Walter
by Mitch
Bell
Ah,
Walter. I really could just write pages and pages all about Walter.
But then, at the same time, I really don't have to. He's in every town
in the world, I think. Well, not him, per se, but someone just like
him. Perhaps I should explain.
Walter
is our town's Crazy Old Man. Now, surely you must know who I mean. He
wanders around all day, talking to anyone who will listen, and many
who won't. He has a cane, but moves faster than some joggers with a
peculiar little shuffle step that reminds me of Marvin the Martian from
the Bugs Bunny cartoons. I almost expect to hear the same "doodle-oodle-oodle"
music you hear whenever Marvin walks.
Every
town's Walter is a little different, I'll grant you. I've lived in a
lot of towns, and aside from their innate Walterness, no Walter is really
anything like any of the others. Some are loved by the whole town, some
are hated, some merely tolerated. Some will baffle you with their brilliance,
while others merely befuddle you with their bullshit. One of the Walters
in Kamloops came over to me while I was struggling my way through Stephen
Hawkings' *A Brief History of Time* in a park, sat down beside me on
the park bench, and proceeded to explain to me all of the parts I was
having trouble with. It didn't really seem odd until he left; a little
90-ish man, in yellow and brown checkered pants and a faded blue T-shirt
that read "Over The Hill and Picking Up Speed" in glittery
letters, who looked like he'd have trouble understanding the basic concepts
of a traffic light, explaining quantum physics to me in a park like
a Cambridge professor.
Our
town's Walter is a little different. "Special" even. He babbles
incoherently, and you're lucky if you can understand every twentieth
word. I'm pretty sure he's speaking English, but I can't be quite sure.

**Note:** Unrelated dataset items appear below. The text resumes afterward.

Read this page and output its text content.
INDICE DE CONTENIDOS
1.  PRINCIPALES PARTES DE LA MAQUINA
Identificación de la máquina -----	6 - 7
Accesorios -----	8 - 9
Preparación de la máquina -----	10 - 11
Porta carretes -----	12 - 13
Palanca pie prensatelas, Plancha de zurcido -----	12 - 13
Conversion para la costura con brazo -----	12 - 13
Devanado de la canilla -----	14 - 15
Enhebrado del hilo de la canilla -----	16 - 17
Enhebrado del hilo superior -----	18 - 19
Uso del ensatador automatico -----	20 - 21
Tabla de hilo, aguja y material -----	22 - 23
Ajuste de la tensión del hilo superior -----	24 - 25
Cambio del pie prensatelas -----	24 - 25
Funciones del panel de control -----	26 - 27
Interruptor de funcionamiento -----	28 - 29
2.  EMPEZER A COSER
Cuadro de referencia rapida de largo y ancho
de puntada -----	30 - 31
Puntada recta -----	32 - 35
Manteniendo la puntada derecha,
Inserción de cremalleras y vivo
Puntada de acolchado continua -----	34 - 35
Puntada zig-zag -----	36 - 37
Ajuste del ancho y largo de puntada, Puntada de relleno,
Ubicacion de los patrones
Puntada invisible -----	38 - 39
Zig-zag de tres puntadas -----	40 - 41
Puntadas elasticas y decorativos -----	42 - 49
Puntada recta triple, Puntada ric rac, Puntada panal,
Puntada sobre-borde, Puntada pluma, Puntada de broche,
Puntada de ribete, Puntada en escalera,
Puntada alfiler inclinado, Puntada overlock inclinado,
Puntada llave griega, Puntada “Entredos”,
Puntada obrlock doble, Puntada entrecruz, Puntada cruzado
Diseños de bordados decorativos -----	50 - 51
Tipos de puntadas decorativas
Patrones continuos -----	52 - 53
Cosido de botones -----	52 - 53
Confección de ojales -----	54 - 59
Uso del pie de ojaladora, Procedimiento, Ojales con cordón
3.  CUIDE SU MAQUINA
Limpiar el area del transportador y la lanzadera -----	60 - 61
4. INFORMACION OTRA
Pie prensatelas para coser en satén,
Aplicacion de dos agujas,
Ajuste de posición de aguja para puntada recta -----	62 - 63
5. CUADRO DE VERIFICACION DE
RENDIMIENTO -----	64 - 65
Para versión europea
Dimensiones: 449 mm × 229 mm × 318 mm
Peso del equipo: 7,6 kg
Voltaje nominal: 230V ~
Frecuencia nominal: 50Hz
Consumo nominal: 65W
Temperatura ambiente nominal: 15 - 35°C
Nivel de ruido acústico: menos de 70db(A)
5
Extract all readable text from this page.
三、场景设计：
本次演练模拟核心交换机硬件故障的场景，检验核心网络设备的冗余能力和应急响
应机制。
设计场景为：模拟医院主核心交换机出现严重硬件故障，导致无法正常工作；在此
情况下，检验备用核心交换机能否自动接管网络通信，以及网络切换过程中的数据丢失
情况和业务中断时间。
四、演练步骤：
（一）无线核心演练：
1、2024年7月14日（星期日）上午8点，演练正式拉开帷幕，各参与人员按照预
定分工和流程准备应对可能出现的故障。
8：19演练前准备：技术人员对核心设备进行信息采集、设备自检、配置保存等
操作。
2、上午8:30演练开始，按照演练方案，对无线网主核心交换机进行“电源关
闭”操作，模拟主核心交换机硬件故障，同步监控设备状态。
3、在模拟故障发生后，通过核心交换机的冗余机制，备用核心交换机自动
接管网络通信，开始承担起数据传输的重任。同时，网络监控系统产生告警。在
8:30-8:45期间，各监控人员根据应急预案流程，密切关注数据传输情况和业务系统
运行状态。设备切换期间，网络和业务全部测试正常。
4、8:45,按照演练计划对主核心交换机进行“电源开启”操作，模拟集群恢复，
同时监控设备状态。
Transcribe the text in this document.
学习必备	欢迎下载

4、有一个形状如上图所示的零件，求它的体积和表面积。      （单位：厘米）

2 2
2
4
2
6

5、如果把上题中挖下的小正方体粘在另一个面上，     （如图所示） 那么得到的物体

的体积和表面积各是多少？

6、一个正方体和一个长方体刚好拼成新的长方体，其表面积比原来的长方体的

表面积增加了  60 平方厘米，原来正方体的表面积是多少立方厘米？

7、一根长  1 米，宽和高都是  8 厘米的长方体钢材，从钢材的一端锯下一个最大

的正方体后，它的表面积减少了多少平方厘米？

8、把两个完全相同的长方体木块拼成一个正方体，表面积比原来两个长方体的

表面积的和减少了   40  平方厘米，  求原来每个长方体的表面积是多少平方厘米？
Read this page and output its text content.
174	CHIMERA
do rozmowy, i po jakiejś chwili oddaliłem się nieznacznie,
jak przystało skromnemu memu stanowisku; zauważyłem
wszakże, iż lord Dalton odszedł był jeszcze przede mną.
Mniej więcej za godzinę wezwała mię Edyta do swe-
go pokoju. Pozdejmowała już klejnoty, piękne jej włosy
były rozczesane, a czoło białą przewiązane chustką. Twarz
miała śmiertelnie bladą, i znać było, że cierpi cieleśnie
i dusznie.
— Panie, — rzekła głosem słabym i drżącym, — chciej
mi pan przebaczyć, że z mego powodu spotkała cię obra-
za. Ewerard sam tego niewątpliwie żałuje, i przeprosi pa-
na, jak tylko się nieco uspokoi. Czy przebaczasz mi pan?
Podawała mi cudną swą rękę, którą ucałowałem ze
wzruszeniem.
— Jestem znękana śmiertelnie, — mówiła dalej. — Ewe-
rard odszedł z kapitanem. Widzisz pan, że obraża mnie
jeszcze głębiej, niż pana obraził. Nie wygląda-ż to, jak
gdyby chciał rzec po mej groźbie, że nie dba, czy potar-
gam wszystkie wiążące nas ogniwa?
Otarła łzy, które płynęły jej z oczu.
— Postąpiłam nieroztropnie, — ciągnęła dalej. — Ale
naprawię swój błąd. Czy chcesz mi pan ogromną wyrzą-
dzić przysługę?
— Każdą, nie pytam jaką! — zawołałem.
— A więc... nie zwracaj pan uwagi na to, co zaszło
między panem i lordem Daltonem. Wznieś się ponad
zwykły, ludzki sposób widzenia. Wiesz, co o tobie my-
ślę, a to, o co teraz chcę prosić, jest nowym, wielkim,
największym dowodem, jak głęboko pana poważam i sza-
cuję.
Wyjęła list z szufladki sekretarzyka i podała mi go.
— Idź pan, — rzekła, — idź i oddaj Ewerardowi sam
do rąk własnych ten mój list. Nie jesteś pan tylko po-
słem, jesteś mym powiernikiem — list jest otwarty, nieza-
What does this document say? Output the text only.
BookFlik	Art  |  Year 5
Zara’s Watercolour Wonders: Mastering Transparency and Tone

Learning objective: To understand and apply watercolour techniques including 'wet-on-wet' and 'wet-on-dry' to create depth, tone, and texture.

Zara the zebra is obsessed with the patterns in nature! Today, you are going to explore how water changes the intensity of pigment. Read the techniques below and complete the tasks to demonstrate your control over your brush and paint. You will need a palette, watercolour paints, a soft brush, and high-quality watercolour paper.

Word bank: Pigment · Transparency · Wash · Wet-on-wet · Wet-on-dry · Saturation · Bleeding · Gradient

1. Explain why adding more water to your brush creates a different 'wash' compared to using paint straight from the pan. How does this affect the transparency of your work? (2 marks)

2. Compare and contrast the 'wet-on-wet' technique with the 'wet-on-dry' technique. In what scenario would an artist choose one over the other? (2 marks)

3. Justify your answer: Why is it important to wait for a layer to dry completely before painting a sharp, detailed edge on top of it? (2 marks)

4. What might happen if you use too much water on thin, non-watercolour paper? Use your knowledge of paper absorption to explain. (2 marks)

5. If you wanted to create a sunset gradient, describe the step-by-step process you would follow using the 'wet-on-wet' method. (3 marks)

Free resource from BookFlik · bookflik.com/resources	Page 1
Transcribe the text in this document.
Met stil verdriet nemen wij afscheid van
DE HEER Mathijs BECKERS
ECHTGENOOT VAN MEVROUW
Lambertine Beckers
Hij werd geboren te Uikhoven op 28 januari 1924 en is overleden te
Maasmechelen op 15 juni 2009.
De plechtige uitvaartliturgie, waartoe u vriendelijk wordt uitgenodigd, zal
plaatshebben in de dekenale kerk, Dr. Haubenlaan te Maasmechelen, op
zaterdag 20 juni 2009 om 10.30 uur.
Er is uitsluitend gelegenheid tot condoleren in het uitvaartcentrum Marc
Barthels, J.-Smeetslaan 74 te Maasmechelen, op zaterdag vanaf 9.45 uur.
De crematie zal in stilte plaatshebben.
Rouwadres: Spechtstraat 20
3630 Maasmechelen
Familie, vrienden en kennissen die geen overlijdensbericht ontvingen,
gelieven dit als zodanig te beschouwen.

He usually tends to talk about all the young girls at the park in bikinis,
or so I assume, since the few words I can usually understand are said
with such emphasis that they're hard to miss. He once cornered three
girls, around 15 years of age, and told them a long-winded story about
his shoes. Or, at least, he waved his shoes at them a lot as he talked.
Yesterday,
I saw Walter meet his match. You see, he is Trail's Walter, and Trail
is mostly an Italian town -- an aging Italian town, which means you
tend to see a lot of jolly little round Italian grandmothers about town.
I
was at the park the other day, and two of these little Italian grammas
were giving an interview to a TV station for some reason or other. They
were dressed nicely, in long flowered dresses and matching hats with
flowers in the brim, and were clearly tickled pink about being on television.
Walter,
being the type of man who considers Trail to be his personal territory,
apparently was offended that this reporter had decided to try and interview
someone without first asking his permission, and upon noticing the camera,
went storming over to win his fifteen minutes of fame. He stormed up
between the two ladies, and spewed out a very loud string of incoherent
words, punctuated frequently with loud references to a woman's genitalia.
If
anyone has ever watched Buffy or Angel, they are quite familiar with
the transformation I witnessed almost immediately afterwards. On television,
a normal looking person suddenly grows vicious-looking forehead ridges,
their eyes come to resemble those of a cat or a wolf, and they sprout
long fangs. From friendly looking human to voracious predator in one
second flat.
This
was the transformation these two grandmotherly grandmothers underwent
at Walter's expense. They whirled on him like wounded wolverines, and
started bellowing at him at volumes that could have communicated with
other nations.
The
second lady, although she said considerably less, was rather preoccupied
with hitting Walter around the head and neck with a purse the size of
a Samsonite.
Walter
panicked and curled up like a scalded dog, scurrying off, hissing and
squealing like Gollum smoten by Gandalf. He ran to about fifteen or
twenty metres away, and, regaining his dignity, began to yell at them
that "you don't talk to Walter like that!"
Our
Walter, you see, talks about himself in the third person.
The
two grandmothers, who had since returned to their usual jolly matronly
selves, whirled to face him again, and gave him a look so withering
that he froze from twenty metres away, and quietly shuffled off to safer
pastures.
I've
often heard the saying, "Hell hath no fury like a woman scorned."
Well, I can tell you from experience, that your standard run-of the
mill woman scorned STILL has nothing on those two grandmothers. If the
Roman Empire had had the common sense to simply turn all their grandmothers
loose on the invading barbarian hordes, the Empire would probably still
be alive and well today. As would the barbarians, I expect; but I wouldn't
doubt that they'd still be frightened.